The 10 Best Semantic Caching Tools for LLM Apps in 2027

Every call to a large language model costs money and time. Yet in most production apps, a large share of requests are semantically similar to ones the system has already answered — paraphrased questions, repeated lookups, near-identical prompts. A semantic cache stores prior prompt-and-response pairs as embeddings and, when a new request arrives, checks whether a sufficiently similar prompt has already been answered.

If it has, the cached response is returned in milliseconds without ever touching the model. This cuts token spend, slashes latency, and reduces load on rate-limited provider APIs. This ranking covers the ten semantic caching tools that LLM engineering teams rely on most in 2027.

Direct Answer

GPTCache is the best overall semantic caching tool because it is the open-source, model-agnostic standard that pioneered the pattern, integrates with LangChain and LlamaIndex, and lets you mix and match embedding models, vector stores, and similarity thresholds. Redis (with its vector search and LangCache capability) is the best value because most teams already run Redis, so they get an in-memory semantic cache with no new infrastructure.

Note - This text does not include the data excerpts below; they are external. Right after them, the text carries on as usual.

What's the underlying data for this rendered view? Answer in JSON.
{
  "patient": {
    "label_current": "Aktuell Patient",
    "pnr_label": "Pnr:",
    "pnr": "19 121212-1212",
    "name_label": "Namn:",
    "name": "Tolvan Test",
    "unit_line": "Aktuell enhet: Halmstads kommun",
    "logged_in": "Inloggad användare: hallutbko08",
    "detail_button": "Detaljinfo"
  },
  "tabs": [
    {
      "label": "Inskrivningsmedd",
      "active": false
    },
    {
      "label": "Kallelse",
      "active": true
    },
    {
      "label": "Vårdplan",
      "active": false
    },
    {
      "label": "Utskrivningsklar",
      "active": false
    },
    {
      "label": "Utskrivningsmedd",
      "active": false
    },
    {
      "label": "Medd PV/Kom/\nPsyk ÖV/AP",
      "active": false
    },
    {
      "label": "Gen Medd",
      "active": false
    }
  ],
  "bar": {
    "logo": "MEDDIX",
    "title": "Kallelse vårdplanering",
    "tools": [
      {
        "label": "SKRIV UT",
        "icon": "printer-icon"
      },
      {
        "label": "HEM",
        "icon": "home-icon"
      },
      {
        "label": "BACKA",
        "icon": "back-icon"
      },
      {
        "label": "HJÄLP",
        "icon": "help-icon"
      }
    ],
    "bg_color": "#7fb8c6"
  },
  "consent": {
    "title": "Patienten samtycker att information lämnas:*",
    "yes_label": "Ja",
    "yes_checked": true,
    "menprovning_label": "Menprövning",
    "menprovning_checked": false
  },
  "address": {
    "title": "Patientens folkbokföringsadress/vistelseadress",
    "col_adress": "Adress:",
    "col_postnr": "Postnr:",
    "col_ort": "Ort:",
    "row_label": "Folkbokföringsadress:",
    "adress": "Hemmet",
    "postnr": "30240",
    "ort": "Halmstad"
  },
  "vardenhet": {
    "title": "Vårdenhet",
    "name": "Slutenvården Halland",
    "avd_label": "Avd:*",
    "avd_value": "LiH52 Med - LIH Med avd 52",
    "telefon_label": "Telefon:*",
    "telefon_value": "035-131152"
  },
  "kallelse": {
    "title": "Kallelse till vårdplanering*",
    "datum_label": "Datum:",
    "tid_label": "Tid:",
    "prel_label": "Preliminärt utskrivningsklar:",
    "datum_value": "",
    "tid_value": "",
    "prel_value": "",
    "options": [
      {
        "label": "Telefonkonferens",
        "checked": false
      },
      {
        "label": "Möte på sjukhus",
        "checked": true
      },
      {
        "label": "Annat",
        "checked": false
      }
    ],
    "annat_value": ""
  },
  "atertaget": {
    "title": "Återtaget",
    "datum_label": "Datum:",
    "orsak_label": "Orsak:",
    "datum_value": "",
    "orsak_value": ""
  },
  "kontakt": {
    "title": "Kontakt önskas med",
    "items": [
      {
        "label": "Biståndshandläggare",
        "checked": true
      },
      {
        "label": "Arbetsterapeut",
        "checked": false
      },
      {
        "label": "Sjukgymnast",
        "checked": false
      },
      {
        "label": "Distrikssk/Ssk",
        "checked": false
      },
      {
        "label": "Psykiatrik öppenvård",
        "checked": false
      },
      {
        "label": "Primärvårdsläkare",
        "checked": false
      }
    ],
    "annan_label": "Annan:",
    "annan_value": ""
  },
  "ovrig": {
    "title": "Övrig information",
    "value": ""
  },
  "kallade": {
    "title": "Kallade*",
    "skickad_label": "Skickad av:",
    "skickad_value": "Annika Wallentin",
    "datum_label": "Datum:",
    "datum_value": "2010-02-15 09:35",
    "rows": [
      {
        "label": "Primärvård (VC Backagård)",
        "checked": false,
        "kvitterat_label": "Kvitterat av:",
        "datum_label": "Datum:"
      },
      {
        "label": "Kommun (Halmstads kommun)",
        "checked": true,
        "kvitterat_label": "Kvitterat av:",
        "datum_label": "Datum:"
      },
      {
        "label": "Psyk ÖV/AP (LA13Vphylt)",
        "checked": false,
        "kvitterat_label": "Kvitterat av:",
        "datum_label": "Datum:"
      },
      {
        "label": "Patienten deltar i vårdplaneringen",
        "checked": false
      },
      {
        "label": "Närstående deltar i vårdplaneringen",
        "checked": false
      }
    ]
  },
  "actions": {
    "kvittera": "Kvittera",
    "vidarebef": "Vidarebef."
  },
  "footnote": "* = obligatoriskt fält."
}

Your choice depends on whether you want a dedicated caching library, a gateway that caches for you, or a database you already operate doing double duty.

How We Ranked These

We evaluated each tool on five criteria: cache hit quality (how well it judges semantic similarity without returning wrong answers), latency (how fast the lookup and embedding step are), integration (how easily it drops into existing LLM stacks and frameworks), control (tunable similarity thresholds, eviction, and TTLs to manage staleness), and operability (managed options, observability, and scaling).

Because a bad cache hit can serve a wrong answer, we weight hit quality and control most heavily.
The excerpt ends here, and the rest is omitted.